Binary Classification Task

Boru Chen

In [ ]:
%matplotlib inline

import os
import pandas as pd
import matplotlib.pyplot as plt
from sklearn.model_selection import train_test_split
import numpy as np

pd.set_option('display.max_columns', None)

Load Data

  • One-hot encoding
  • Split data:
    • Training set: 90%
    • Test set: 10%
In [ ]:
raw = pd.read_csv("./StrayAnimalsAnalysis/clean1.csv")

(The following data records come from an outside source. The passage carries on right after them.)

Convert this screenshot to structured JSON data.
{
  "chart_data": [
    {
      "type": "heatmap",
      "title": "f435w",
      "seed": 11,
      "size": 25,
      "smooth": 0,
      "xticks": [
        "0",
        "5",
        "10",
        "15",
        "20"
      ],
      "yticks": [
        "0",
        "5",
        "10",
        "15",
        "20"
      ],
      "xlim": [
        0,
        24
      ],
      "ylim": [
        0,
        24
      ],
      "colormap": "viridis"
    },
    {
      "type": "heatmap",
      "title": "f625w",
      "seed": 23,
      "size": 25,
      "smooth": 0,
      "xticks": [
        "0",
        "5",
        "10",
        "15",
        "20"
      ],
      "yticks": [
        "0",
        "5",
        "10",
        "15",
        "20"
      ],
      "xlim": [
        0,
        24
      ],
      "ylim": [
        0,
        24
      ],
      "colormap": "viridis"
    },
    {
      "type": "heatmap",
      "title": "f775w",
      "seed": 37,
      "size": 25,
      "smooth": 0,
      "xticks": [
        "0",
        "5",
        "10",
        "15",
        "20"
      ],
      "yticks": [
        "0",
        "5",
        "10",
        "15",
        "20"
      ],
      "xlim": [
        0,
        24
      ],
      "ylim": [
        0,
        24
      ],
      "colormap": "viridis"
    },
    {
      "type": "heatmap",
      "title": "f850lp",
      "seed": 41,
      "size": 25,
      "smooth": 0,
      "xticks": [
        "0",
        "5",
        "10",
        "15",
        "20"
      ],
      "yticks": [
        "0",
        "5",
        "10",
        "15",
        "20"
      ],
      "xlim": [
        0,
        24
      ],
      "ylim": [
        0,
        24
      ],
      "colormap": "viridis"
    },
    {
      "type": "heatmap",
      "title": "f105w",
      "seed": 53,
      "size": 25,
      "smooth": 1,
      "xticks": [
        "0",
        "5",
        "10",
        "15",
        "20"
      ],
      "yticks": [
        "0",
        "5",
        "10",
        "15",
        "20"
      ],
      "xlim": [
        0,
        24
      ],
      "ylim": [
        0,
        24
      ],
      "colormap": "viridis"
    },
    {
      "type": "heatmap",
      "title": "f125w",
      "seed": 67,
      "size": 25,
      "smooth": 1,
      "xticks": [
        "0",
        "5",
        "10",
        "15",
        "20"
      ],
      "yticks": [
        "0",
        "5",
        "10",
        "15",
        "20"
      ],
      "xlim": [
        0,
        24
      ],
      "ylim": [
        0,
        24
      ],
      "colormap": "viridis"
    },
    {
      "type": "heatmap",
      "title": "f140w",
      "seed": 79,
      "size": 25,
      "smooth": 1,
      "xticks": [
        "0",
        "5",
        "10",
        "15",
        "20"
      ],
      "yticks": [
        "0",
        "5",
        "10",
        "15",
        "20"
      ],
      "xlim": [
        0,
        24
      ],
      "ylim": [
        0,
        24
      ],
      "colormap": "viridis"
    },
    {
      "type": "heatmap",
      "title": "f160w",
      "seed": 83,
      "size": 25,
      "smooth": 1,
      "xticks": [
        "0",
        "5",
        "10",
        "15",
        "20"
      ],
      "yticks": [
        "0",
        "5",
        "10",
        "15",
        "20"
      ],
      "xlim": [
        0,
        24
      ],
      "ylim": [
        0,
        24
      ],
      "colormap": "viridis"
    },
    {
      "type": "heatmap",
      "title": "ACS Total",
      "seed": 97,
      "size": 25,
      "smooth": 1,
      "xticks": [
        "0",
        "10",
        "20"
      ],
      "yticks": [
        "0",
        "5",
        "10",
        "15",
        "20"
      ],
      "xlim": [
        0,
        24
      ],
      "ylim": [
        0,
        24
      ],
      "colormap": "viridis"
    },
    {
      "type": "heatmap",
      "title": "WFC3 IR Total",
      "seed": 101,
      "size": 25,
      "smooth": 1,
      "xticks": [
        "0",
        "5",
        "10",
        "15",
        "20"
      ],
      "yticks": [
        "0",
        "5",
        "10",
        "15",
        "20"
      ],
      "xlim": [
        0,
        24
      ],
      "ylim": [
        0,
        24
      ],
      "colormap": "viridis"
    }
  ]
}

# # Drop data without image
# filename = list(map(lambda x: str(x) + "_front_org.jpg", raw["KeyNo"]))
# img_root = "./images"
# without_img = []
# for path in filename:
#     if(not os.path.exists(os.path.join(img_root, path))):
#         without_img.append(path.split('_')[0])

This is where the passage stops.